Ma poi, detto per inciso, se si vogliono trovare corrispettivi al teatro beckettiano, non si può andarli a cercare tra i suoi contemporanei. Il teatro di Beckett ha la dimensione universale di Shakespeare e della tragedia greca. Non è questione di incaponirsi come Adorno, che rasentò l’incidente diplomatico col serafico irlandese perché convinto, nonostante le smentite dell’autore, che Hamm fosse un Amleto dimezzato e ridotto a polpetta, ma molto in Beckett richiama il bardo di Stratford-upon-avon. In particolare, i due drammi più aperti, in progress: Amleto e Re Lear. Godot è lo spettro di Amleto padre che non si manifesta più, non rivela, non indica direzioni. Hamm e Clov non sono altro che Re Lear e il Foul ormai rinchiusi in manicomio o ritiratisi in un ospizio per artisti.

Re Lear è il più beckettiano dei drammi shakespeariani. L’ambientazione apocalittica, il rapporto degenerato tra le generazioni lo rendono il progenitore di Finale di partita. L’unica differenza è che nell’era post-atomica il dramma non ha più possibilità di compiersi; e il dramma che non si compie diventa farsa. Ma come non ritrovare Beckett nei dialoghi di Amleto con Polonio, Rosenkrantz, Guildestern e Osrico! Il principe di Danimarca vi appare come il soldato giapponese nell’isola del Pacifico: difende strenuamente le ragioni della logica, della giustizia, della verità contro l’assalto della mistificazione e della manipolazione della coscienza. Ma una volta che anche lui rimane schiacciato dal crollo di un mondo che avrebbe dovuto rimettere in sesto, non c’è più spazio che per il silenzio dei giusti e il chiacchiericcio degli imbecilli.

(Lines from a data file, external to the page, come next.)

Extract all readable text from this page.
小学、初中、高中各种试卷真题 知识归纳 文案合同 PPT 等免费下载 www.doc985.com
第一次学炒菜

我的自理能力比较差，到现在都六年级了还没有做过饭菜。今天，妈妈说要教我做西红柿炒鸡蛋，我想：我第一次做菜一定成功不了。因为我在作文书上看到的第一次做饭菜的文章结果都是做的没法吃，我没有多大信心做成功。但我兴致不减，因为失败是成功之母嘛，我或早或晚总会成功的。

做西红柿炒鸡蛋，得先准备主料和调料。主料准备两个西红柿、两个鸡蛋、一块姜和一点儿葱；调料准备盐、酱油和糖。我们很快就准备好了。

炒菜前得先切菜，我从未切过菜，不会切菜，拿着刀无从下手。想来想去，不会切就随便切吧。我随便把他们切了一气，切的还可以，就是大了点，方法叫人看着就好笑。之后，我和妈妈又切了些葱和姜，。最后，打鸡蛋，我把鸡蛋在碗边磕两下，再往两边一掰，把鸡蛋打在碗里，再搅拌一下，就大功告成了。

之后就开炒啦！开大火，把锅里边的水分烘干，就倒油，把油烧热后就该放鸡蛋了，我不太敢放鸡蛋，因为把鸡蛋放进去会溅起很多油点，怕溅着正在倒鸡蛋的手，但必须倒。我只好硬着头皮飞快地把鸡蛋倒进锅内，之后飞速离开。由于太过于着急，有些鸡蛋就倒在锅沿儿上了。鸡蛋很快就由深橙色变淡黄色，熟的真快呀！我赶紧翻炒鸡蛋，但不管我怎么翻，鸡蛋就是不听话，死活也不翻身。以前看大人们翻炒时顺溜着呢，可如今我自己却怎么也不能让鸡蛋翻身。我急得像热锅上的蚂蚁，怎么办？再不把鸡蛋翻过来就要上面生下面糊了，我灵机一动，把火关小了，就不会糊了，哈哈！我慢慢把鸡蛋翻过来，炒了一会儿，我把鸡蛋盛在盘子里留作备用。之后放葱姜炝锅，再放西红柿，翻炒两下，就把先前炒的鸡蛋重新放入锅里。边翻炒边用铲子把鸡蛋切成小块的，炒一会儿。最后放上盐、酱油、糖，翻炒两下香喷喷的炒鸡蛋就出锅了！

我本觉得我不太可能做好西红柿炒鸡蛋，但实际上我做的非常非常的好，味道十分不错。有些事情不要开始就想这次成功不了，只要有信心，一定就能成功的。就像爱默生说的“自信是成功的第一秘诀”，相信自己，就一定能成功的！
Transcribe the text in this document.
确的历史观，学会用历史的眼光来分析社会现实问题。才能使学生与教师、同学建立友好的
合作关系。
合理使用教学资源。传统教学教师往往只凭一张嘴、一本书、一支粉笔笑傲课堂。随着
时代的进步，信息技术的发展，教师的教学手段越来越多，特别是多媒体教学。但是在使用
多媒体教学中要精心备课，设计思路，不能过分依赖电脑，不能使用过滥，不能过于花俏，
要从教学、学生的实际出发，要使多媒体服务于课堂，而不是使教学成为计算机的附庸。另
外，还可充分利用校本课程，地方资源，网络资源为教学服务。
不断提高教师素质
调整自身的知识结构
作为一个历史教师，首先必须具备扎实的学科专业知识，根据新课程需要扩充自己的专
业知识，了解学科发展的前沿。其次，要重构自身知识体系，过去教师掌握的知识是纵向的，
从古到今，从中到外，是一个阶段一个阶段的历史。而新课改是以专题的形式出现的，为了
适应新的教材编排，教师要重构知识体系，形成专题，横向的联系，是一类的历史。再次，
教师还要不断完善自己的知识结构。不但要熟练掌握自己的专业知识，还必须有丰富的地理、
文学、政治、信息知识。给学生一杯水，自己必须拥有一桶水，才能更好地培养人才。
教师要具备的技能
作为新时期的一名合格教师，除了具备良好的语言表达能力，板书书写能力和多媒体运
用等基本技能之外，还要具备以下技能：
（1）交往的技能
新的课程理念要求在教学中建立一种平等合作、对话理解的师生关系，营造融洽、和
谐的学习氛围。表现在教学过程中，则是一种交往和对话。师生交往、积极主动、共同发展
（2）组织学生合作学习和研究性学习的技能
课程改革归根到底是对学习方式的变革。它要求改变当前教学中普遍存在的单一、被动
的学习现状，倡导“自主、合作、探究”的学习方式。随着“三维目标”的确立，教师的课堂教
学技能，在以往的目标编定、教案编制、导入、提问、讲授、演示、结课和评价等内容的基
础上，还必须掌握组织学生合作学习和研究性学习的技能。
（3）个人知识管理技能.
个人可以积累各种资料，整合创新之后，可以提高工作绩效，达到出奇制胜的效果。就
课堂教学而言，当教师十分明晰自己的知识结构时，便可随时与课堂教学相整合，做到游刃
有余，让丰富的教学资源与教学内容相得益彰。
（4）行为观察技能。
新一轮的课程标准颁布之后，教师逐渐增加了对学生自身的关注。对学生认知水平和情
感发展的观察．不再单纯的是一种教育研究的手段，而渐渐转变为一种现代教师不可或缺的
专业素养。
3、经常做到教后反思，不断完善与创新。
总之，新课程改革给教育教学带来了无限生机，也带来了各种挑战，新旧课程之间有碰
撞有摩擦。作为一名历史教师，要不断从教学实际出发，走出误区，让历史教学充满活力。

Il nichilismo shakespeariano arriva fino al fungo atomico e ad Auschwitz, ma non riesce ad immaginarsi cosa ci sia dopo. Amleto ha ancora la speranza della vendetta a tenerlo vivo, ma dopo Hiroshima e Nagasaki, dopo i lager, come è possibile avere fiducia in un’ecatombe catartica? Beckett prende coscienza dell’inadeguatezza del teatro shakespeariano ed interviene creando su quel corpo in decomposizione un teatro che non è più teatro, non è più consacrazione civile, ma rito clandestino nel quale gli adepti, i patologicamente irriducibili cercatori di verità, si muovono nel buio, tra topi e rifiuti, attendendo un nulla che non arriverà mai.